Jacob Pan <jacob.jun.pan@xxxxxxxxxxxxxxx> · Thu, 4 Mar 2021 13:28:09 -0800

Hi Jason,

On Thu, 4 Mar 2021 15:02:53 -0400, Jason Gunthorpe <jgg@xxxxxxxxxx> wrote:

> On Thu, Mar 04, 2021 at 11:01:44AM -0800, Jacob Pan wrote:
> 
> > > For something like qemu I'd expect to put the qemu process in a cgroup
> > > with 1 PASID. Who cares what qemu uses the PASID for, or how it was
> > > allocated?  
> > 
> > For vSVA, we will need one PASID per guest process. But that is up to
> > the admin based on whether or how many SVA capable devices are directly
> > assigned.  
> 
> I hope the virtual IOMMU driver can communicate the PASID limit and
> the cgroup machinery in the guest can know what the actual limit is.
> 
For VT-d, emulated vIOMMU can communicate with the guest IOMMU driver on how
many PASID bits are supported (extended cap reg PASID size fields). But it
cannot communicate how many PASIDs are in the pool(host cgroup capacity).

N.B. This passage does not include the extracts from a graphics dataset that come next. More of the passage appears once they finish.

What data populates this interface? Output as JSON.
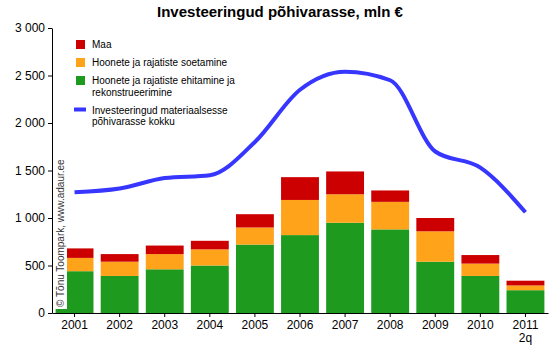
{
  "chart_data": {
    "type": "bar",
    "title": "Investeeringud põhivarasse, mln €",
    "stacked": true,
    "grid": false,
    "legend": "top-left",
    "annotation": "© Tõnu Toompark, www.adaur.ee",
    "categories": [
      "2001",
      "2002",
      "2003",
      "2004",
      "2005",
      "2006",
      "2007",
      "2008",
      "2009",
      "2010",
      "2011 2q"
    ],
    "ylim": [
      0,
      3000
    ],
    "yticks": [
      0,
      500,
      {
        "value": 1000,
        "label": "1 000"
      },
      {
        "value": 1500,
        "label": "1 500"
      },
      {
        "value": 2000,
        "label": "2 000"
      },
      {
        "value": 2500,
        "label": "2 500"
      },
      {
        "value": 3000,
        "label": "3 000"
      }
    ],
    "series": [
      {
        "name": "Hoonete ja rajatiste ehitamine ja rekonstrueerimine",
        "type": "bar",
        "color": "#1e9a1e",
        "values": [
          440,
          390,
          460,
          500,
          720,
          820,
          950,
          880,
          540,
          390,
          240
        ]
      },
      {
        "name": "Hoonete ja rajatiste soetamine",
        "type": "bar",
        "color": "#ffa31a",
        "values": [
          140,
          150,
          160,
          170,
          180,
          370,
          300,
          290,
          320,
          130,
          50
        ]
      },
      {
        "name": "Maa",
        "type": "bar",
        "color": "#cc0000",
        "values": [
          100,
          80,
          90,
          90,
          140,
          240,
          240,
          120,
          140,
          90,
          50
        ]
      },
      {
        "name": "Investeeringud materiaalsesse põhivarasse kokku",
        "type": "line",
        "color": "#3636ff",
        "line_style": "solid",
        "values": [
          1270,
          1310,
          1420,
          1450,
          1800,
          2350,
          2540,
          2450,
          1700,
          1530,
          1060
        ]
      }
    ]
  }
}
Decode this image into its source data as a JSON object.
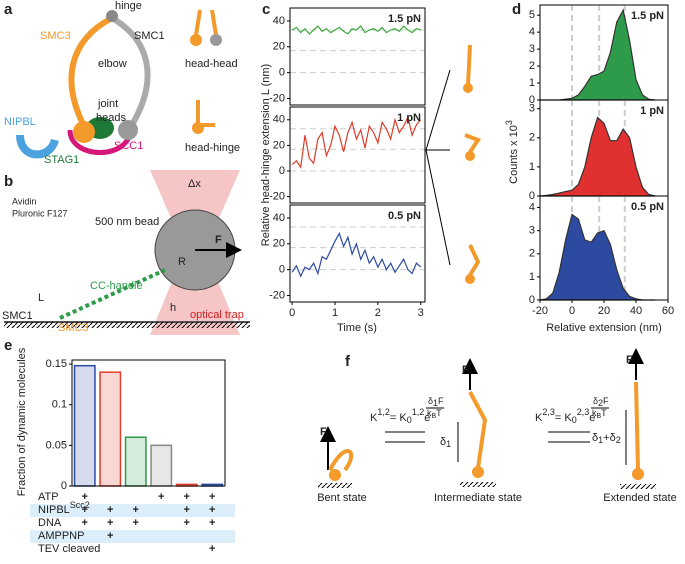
{
  "a": {
    "label": "a",
    "hinge": "hinge",
    "smc1": "SMC1",
    "smc3": "SMC3",
    "elbow": "elbow",
    "joint": "joint",
    "heads": "heads",
    "nipbl": "NIPBL",
    "stag1": "STAG1",
    "scc1": "SCC1",
    "head_head": "head-head",
    "head_hinge": "head-hinge"
  },
  "b": {
    "label": "b",
    "avidin": "Avidin",
    "pluronic": "Pluronic F127",
    "bead": "500 nm bead",
    "dx": "Δx",
    "force": "F",
    "radius": "R",
    "handle": "CC-handle",
    "length": "L",
    "smc1": "SMC1",
    "smc3": "SMC3",
    "height": "h",
    "trap": "optical trap"
  },
  "c": {
    "label": "c",
    "type": "line",
    "ylabel": "Relative head-hinge extension L (nm)",
    "xlabel": "Time (s)",
    "xlim": [
      -0.05,
      3.1
    ],
    "xticks": [
      0,
      1,
      2,
      3
    ],
    "reference_lines": [
      0,
      17,
      33
    ],
    "x": [
      0,
      0.1,
      0.2,
      0.3,
      0.4,
      0.5,
      0.6,
      0.7,
      0.8,
      0.9,
      1.0,
      1.1,
      1.2,
      1.3,
      1.4,
      1.5,
      1.6,
      1.7,
      1.8,
      1.9,
      2.0,
      2.1,
      2.2,
      2.3,
      2.4,
      2.5,
      2.6,
      2.7,
      2.8,
      2.9,
      3.0
    ],
    "panels": [
      {
        "name": "1.5 pN",
        "color": "#3aa83a",
        "ylim": [
          -25,
          50
        ],
        "yticks": [
          -20,
          0,
          20,
          40
        ],
        "values": [
          33,
          35,
          31,
          34,
          30,
          33,
          36,
          32,
          34,
          31,
          33,
          35,
          32,
          30,
          34,
          33,
          36,
          31,
          33,
          34,
          32,
          35,
          31,
          33,
          34,
          32,
          36,
          33,
          31,
          34,
          33
        ]
      },
      {
        "name": "1 pN",
        "color": "#e03c28",
        "ylim": [
          -25,
          50
        ],
        "yticks": [
          -20,
          0,
          20,
          40
        ],
        "values": [
          5,
          8,
          3,
          28,
          10,
          6,
          25,
          30,
          12,
          20,
          35,
          28,
          15,
          30,
          38,
          25,
          32,
          18,
          35,
          30,
          22,
          38,
          33,
          25,
          40,
          30,
          35,
          42,
          28,
          36,
          40
        ]
      },
      {
        "name": "0.5 pN",
        "color": "#2b4aa0",
        "ylim": [
          -25,
          50
        ],
        "yticks": [
          -20,
          0,
          20,
          40
        ],
        "values": [
          -2,
          3,
          -5,
          2,
          0,
          5,
          -3,
          10,
          8,
          15,
          22,
          28,
          18,
          25,
          12,
          20,
          8,
          15,
          5,
          10,
          2,
          8,
          0,
          5,
          -2,
          3,
          8,
          0,
          -3,
          5,
          2
        ]
      }
    ]
  },
  "d": {
    "label": "d",
    "type": "area",
    "ylabel": "Counts x 10",
    "ylabel_sup": "3",
    "xlabel": "Relative extension (nm)",
    "xlim": [
      -20,
      60
    ],
    "xticks": [
      -20,
      0,
      20,
      40,
      60
    ],
    "reference_lines": [
      0,
      17,
      33
    ],
    "x": [
      -20,
      -16,
      -12,
      -8,
      -4,
      0,
      4,
      8,
      12,
      16,
      20,
      24,
      28,
      32,
      36,
      40,
      44,
      48,
      52
    ],
    "panels": [
      {
        "name": "1.5 pN",
        "color": "#2e9b4b",
        "ylim": [
          0,
          5.6
        ],
        "yticks": [
          0,
          1,
          2,
          3,
          4,
          5
        ],
        "values": [
          0,
          0,
          0,
          0,
          0.05,
          0.1,
          0.3,
          0.8,
          1.4,
          1.5,
          1.7,
          2.8,
          4.6,
          5.3,
          3.5,
          1.2,
          0.3,
          0.05,
          0
        ]
      },
      {
        "name": "1 pN",
        "color": "#e03030",
        "ylim": [
          0,
          3.3
        ],
        "yticks": [
          0,
          1,
          2,
          3
        ],
        "values": [
          0,
          0.02,
          0.05,
          0.1,
          0.15,
          0.2,
          0.4,
          1.0,
          2.0,
          2.7,
          2.5,
          1.9,
          1.9,
          2.3,
          2.0,
          1.0,
          0.3,
          0.05,
          0
        ]
      },
      {
        "name": "0.5 pN",
        "color": "#2b4aa0",
        "ylim": [
          0,
          4.5
        ],
        "yticks": [
          0,
          1,
          2,
          3,
          4
        ],
        "values": [
          0,
          0.05,
          0.3,
          1.2,
          2.6,
          3.7,
          3.5,
          2.6,
          2.5,
          2.9,
          3.0,
          2.4,
          1.3,
          0.5,
          0.15,
          0.05,
          0,
          0,
          0
        ]
      }
    ]
  },
  "e": {
    "label": "e",
    "type": "bar",
    "ylabel": "Fraction of dynamic molecules",
    "ylim": [
      0,
      0.155
    ],
    "yticks": [
      0,
      0.05,
      0.1,
      0.15
    ],
    "values": [
      0.148,
      0.14,
      0.06,
      0.05,
      0.002,
      0.002
    ],
    "colors": [
      "#2b4aa0",
      "#e03c28",
      "#2e9b4b",
      "#888888",
      "#e03c28",
      "#2b4aa0"
    ],
    "conditions": [
      {
        "label": "ATP",
        "marks": [
          "+",
          null,
          null,
          "+",
          "+",
          "+"
        ]
      },
      {
        "label": "NIPBL",
        "superscript": "Scc2",
        "marks": [
          "+",
          "+",
          "+",
          null,
          "+",
          "+"
        ]
      },
      {
        "label": "DNA",
        "marks": [
          "+",
          "+",
          "+",
          null,
          "+",
          "+"
        ]
      },
      {
        "label": "AMPPNP",
        "marks": [
          null,
          "+",
          null,
          null,
          null,
          null
        ]
      },
      {
        "label": "TEV cleaved",
        "marks": [
          null,
          null,
          null,
          null,
          null,
          "+"
        ]
      }
    ]
  },
  "f": {
    "label": "f",
    "force": "F",
    "bent": "Bent state",
    "intermediate": "Intermediate state",
    "extended": "Extended state",
    "d1": [
      "δ",
      "1"
    ],
    "d12": [
      "δ",
      "1",
      "+δ",
      "2"
    ],
    "eq1": {
      "k": "K",
      "sup": "1,2",
      "eq": "= K",
      "sub": "0",
      "sup2": "1,2",
      "e": "e",
      "num": [
        "δ",
        "1",
        "F"
      ],
      "den": [
        "k",
        "B",
        "T"
      ]
    },
    "eq2": {
      "k": "K",
      "sup": "2,3",
      "eq": "= K",
      "sub": "0",
      "sup2": "2,3",
      "e": "e",
      "num": [
        "δ",
        "2",
        "F"
      ],
      "den": [
        "k",
        "B",
        "T"
      ]
    }
  }
}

The QEMU process may not be the only one in a cgroup so it cannot give hard
guarantees. I don't see a good way to communicate accurately at runtime as
the process migrates or limit changes.

We were thinking to adopt the "Limits" model as defined in the cgroup-v2
doc.
"
Limits
------

A child can only consume upto the configured amount of the resource.
Limits can be over-committed - the sum of the limits of children can
exceed the amount of resource available to the parent.
"

So the guest cgroup would still think it has full 20 bits of PASID at its
disposal. But PASID allocation may fail before reaching the full 20 bits
(2M).
Similar on the host side, we only enforce the limit set by the cgroup but
not guarantee it.

> I was thinking of a case where qemu is using a single PASID to setup
> the guest kVA or similar
> 
got it.

> Jason

Thanks,

Jacob